The book’s official website poses the question as: “Church on the Internet? Seriously?” This is the question many people are asking as more and more people chose to congregate online, and more and more churches look to launch internet campuses. But are these internet churches real? Are they healthy? Are they productive for faith? This is a conversation you can’t afford to miss as together we ask, “What does it mean to be the church in the virtual world?”
The official website links to a number of commentaries, including these positive ones: Internet Campuses from A Multi-Site Church Roadtrip, Responses to concerns about online church by Tony Steward, and A lesson from history for doubters by John Saddington; and negative ones:There is no virtual church by Bob Hyatt, Is Online Community real Community? Questions about the Virtual Church by Drew Goodmanson, Limitations of online church by Bobby Gruenewald.
As I’ve started reading through the book, I appreciated the author not taking a cautionary posture, throwing up warnings and fears of how technology could be misused. Estes digs behind the assumptions and cultural lens we have about being present with one another in inter-personal relationships. This is excerpted from page 60-61,
“If we want community to flourish in the virtual world, we’ll need to scrutinize our learned understanding of presence. Most people raised and educated in the Western world think of presence or being present as a physical act… Though defining presence simply as the location of our bodies is one of the foundational bricks of modern Western understanding of the world, itis not a God-given or biblical idea.” [emphasis added]
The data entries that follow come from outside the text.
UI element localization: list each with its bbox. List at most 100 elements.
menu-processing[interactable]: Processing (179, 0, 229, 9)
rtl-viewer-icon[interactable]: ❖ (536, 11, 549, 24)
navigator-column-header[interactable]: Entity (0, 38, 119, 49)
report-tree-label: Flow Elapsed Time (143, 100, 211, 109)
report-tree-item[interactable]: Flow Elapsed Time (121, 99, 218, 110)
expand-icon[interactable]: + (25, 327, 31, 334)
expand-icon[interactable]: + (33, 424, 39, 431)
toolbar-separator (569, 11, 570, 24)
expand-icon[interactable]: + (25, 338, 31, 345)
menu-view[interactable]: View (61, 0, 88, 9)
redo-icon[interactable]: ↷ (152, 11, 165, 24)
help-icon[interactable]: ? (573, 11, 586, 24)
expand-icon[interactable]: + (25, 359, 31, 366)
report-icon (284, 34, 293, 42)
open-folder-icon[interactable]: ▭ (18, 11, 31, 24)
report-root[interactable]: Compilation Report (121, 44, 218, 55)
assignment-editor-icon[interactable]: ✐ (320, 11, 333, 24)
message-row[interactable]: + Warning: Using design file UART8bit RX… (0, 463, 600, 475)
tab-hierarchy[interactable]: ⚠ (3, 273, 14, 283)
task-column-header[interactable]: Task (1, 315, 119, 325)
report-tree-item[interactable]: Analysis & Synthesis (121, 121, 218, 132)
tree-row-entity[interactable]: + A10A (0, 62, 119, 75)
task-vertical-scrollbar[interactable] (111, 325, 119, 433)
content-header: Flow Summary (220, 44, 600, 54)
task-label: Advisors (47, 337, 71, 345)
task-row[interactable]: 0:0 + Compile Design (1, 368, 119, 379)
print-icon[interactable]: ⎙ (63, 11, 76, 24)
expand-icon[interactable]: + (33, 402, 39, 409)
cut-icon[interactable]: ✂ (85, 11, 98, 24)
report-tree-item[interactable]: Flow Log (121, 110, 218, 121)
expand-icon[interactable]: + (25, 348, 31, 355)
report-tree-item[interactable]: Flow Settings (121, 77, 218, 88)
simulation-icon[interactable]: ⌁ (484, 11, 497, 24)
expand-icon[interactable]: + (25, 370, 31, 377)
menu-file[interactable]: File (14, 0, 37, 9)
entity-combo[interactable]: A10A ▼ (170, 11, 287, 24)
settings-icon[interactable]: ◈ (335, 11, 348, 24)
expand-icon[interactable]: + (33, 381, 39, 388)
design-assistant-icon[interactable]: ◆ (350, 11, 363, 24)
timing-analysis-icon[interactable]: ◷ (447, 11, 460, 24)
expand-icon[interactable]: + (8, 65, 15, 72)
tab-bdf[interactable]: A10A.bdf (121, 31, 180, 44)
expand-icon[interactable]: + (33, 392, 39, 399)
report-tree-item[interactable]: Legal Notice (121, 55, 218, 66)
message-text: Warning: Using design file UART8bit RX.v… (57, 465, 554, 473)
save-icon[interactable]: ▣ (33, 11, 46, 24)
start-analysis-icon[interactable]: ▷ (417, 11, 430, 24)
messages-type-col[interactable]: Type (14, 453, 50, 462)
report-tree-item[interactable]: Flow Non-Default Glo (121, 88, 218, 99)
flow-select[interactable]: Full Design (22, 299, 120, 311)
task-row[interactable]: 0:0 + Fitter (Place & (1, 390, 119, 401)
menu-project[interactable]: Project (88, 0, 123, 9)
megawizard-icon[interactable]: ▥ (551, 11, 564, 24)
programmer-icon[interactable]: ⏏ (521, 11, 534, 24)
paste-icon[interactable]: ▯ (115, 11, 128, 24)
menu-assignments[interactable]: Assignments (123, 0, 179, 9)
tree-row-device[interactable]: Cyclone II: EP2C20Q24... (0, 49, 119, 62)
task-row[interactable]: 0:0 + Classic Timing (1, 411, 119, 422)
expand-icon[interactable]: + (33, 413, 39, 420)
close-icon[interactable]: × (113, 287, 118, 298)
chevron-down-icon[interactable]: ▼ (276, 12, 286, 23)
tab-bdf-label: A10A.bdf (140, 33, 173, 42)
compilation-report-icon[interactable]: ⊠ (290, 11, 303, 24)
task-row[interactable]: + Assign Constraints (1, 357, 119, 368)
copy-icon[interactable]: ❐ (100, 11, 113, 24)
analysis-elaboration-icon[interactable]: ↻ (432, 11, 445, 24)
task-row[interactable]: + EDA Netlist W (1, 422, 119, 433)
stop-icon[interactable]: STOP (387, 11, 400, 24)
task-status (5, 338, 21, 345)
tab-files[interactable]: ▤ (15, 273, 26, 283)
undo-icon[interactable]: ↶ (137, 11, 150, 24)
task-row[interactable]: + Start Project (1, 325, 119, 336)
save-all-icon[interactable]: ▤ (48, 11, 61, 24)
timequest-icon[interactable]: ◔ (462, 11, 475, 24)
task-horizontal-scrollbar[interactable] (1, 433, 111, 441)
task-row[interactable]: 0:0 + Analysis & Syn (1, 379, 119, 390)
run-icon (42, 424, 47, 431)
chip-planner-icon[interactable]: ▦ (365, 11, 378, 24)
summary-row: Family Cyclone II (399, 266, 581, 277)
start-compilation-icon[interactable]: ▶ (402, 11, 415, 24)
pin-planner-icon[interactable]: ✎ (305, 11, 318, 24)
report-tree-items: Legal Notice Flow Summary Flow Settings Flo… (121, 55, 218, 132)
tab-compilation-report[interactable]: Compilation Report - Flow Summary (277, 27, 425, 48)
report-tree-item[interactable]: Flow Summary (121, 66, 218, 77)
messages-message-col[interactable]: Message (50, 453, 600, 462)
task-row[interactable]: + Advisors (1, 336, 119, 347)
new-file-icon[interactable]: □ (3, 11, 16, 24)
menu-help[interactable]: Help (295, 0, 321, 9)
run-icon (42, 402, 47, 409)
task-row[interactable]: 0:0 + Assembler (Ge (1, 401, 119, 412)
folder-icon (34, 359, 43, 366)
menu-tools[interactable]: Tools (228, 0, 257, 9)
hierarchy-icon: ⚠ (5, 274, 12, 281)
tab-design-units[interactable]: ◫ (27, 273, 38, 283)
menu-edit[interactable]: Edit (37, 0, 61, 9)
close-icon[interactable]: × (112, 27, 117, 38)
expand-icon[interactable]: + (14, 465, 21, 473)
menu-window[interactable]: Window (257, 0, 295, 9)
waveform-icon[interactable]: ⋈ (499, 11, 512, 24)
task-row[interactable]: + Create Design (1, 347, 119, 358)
I think the book makes a compelling case for how relationships can occur through telepresence, and that a biblical community and a biblical church is not limited by the geography of a physical location.
And, last week, a SimChurch blog tour connected bloggers with reviews, commentaries, and interviews:
- Theology and the SimChurch [a chat with Douglas Estes] at Dan King’s blog,BibleDude
- SimChurch Blog Tour Discussion and Can a Church Exist in Cyberspace? at Chad Estes’ blog, Captain’s Blog
- Book Review of SimChurch, plus questions about WikiWorship at Eric Nygren’s blog, Returned Sheep
- SimChurch and Typical Churches at Mark Robert’s blog, MarkDRoberts.com
- Intro to Online Churches at Cynthia Ware’s blog, The Digital Sanctuary
- Discussion on the Advantages of Virtual Churches at Kent Shaffer’s blog, Church Relevance
- Book Review of SimChurch at Dave Bourgeois’ blog, Lessons from Babel
- Plus an unofficial post on the blog tour, my myth-busting In Defense of Virtual Church over at Christianity Today’s blog, Out of Ur
While I’m not so sure the discussions and reviews will change a lot of minds at this stage of the dialogue, I do think this book is one to be reckoned with. Where are you at with your thinking about the church in the virtual world?